To achieve the optimal rate for $f(\beta)$ with any fixed $\beta$, the optimal $k$ is chosen as $O\left(\frac{n^{1/2}d^{1/2}}{d_{\rm max}^{1/2}\sigma_{\varepsilon, \delta}}\right)$.

\textbf{Comparison with \methodoneshort.}
The near-zero eigenvalue issue is solved since $\left(X^{\methodtwoupper}\right)^\top X^{\methodtwoupper}\succeq \mathbf{0}$ holds naturally by its definition.
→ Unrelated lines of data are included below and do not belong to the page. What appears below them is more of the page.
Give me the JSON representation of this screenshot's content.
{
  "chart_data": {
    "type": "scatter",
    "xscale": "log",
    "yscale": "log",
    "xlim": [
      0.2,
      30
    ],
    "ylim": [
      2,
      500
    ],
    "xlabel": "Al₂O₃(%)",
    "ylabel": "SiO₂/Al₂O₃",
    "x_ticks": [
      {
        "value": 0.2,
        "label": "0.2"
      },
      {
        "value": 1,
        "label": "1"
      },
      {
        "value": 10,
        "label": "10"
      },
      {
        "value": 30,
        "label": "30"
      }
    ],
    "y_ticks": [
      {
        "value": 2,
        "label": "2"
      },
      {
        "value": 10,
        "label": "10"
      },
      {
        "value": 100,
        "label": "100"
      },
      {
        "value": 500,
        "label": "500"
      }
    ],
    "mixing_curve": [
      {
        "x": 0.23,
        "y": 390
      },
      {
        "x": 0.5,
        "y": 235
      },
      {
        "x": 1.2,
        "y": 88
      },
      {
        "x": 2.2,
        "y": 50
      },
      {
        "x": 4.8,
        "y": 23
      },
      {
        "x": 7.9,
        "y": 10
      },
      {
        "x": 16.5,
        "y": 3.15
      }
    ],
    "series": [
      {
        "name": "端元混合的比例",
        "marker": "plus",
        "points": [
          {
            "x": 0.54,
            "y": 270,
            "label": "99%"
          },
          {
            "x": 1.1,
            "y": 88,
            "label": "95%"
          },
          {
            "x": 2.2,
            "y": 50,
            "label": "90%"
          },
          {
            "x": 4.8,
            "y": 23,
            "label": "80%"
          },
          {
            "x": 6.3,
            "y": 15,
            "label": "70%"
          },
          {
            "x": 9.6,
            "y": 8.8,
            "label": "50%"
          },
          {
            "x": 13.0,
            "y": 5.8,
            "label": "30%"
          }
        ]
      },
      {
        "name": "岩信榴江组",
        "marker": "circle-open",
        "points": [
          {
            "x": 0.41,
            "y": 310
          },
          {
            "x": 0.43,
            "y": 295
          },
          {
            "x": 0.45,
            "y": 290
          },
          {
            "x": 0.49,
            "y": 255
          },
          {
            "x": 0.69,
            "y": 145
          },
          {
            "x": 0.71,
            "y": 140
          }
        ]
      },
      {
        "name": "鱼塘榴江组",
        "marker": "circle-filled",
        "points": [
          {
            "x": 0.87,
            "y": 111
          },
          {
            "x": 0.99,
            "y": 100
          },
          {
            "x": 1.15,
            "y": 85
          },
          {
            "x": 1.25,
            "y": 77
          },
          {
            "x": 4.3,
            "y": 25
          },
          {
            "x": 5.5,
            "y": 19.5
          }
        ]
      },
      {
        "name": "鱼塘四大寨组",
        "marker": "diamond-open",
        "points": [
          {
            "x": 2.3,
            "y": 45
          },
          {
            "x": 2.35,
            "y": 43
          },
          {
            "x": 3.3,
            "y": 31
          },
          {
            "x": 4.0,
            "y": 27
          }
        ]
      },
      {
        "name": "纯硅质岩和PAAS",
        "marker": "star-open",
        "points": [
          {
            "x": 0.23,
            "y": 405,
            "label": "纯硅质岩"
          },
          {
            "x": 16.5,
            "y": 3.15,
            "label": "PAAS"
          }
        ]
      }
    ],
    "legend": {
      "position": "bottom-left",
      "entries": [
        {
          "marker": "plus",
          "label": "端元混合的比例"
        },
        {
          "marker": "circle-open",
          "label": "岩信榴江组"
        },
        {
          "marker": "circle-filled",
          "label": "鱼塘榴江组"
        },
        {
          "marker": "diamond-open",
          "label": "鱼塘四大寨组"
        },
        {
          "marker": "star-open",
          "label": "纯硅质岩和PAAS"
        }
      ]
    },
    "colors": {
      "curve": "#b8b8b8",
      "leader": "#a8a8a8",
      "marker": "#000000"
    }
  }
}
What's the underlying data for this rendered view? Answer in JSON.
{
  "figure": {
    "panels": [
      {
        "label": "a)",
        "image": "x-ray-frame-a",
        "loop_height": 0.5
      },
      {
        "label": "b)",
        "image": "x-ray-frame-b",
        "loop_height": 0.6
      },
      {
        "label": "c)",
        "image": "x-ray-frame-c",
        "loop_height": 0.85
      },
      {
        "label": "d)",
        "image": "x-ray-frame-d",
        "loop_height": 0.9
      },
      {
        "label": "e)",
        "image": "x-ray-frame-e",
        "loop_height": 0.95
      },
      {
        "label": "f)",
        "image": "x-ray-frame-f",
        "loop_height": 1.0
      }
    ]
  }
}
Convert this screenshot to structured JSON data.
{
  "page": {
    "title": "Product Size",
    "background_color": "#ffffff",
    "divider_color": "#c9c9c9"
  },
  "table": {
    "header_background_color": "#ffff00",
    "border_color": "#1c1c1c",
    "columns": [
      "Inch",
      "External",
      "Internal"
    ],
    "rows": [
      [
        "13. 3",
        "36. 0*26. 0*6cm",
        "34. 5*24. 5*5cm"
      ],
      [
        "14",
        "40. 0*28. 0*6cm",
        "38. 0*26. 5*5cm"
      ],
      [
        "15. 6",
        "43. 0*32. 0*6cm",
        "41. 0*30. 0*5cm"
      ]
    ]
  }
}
Moreover, although the convergence rate of $n$ is sacrificed, the orders in $d, d_{\rm max}$ and $\sigma_{\varepsilon, \delta}$ are much improved.
In \autoref{sec:exp} we show that the  \methodtwoshort{} outperforms \methodoneshort{} on both synthetic datasets even when $n$ is as large as $3\times 10^6$.